Monday, July 18, 2016

Janice Warman's "The World Beneath"

Janice Warman is a South African–born journalist whose career spans the Observer, the Guardian, the Spectator, the Daily Mail, and the BBC. She has published two nonfiction books for adults, including The Class of ’79, about three students who risked their lives to help abolish apartheid.

Here Warman dreamcasts an adaptation of her new novel, The World Beneath:
If The World Beneath was made into a film, I’d like Ava DuVernay to direct it. As the brilliant director of Selma, the story of Martin Luther King’s campaign to win equal voting rights with a march from Selma to Montgomery in 1965, she would be ideal to look at the issues of apartheid and the 1976 Soweto uprising that are the setting for the book.

I’m also a huge fan of David Oyelowo in the Martin Luther King role and would like him to play Tsumalo, the freedom fighter on the run.

I met Ava and David at a screening of Selma at London’s Mayfair Hotel last year, and afterwards gave them each a copy of the book to read. They were both charming. So here’s hoping. We sat in the front row, and during the Q&A I asked whether Ava had thought of making a film about apartheid South Africa. She said she’d consider it; David smiled at me and said, “Why, do you have a script?” I said no, but it had been a leading question, and he laughed and said, “If this was LA, there would be scripts raining down from the back of the room!”

I would like Joshua, the boy hero, to be played by someone like Presley Chweneyagae, the star of Tsotsi, the Athol Fugard novel about a young thug who rescues a baby that was filmed by the South African director Gavin Hood and won the Foreign Language Film Oscar in 2006. Of course Presley will be too old for the role now, but I would take advice on who to cast.

As his mother, Beauty, the maid, I’ve made an unusual choice – Pumeza Matshikiza, the internationally famous Xhosa opera singer who grew up in the townships of Cape Town.

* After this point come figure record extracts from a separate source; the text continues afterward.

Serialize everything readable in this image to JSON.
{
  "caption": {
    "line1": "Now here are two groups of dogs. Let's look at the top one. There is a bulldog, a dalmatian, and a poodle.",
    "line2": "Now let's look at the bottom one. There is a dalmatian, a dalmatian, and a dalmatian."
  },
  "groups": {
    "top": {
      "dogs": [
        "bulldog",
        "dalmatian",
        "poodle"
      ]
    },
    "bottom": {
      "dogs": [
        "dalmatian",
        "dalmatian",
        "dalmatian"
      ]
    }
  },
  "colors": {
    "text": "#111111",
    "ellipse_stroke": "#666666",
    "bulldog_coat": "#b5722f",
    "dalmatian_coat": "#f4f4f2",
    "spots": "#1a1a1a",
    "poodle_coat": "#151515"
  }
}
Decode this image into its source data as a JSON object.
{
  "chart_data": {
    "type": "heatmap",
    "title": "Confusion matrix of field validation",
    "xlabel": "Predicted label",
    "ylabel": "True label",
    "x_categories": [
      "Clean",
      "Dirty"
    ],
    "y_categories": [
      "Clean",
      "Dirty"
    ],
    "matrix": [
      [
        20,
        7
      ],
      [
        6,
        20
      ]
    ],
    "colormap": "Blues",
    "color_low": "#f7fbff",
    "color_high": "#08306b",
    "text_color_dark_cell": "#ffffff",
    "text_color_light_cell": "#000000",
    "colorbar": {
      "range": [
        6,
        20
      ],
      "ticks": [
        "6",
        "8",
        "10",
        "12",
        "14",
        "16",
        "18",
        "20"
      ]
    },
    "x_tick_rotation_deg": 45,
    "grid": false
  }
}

She looks just as I imagine Beauty to look, and her astonishing singing ability could run through the film, as song is such a natural part of life in South Africa. I think the soundtrack would have an important role in the film, and I could imagine her singing Tula Baba, the traditional lullaby, to Joshua, and hear the freedom fighters singing the African National Congress song (and now the South African anthem) Nkosi Sikilele I Afrika.

I could see Mr Malherbe, the angry, drunken, abusive husband, being played by Charles Dance, the classically British actor who has played a succession of difficult men, most recently as Tywin Lannister in HBO’s Game of Thrones.

Mrs Malherbe, his abused but ultimately courageous wife, could be played by Meryl Streep, an actress whose mastery of all her roles I admire. I am interested to see that she will soon be accompanying Michelle Obama and her daughters to Africa, to look at the challenges faced by women.

As Robert, her journalist son, I would like to see Sharlto Copley, a South African actor who came to fame with the sci-fi action films District 9 in 2009 and Elysium, with Matt Damon and Jodie Foster, in 2013, both written and directed by the South African director Neill Blomkamp, and whose Hardcore Henry is out later this year.

I met Sharlto first when he was the blonde-haired toddler son of a fellow journalism student, Linda Copley, at Rhodes University in South Africa, and again recently with Linda, when in the role of King Stefan, he was filming the story of Snow White’s evil stepmother, Malificent, with Angelina Jolie in the UK. He has a dangerous edge that would suit the role perfectly (but of course he’s utterly charming in person!)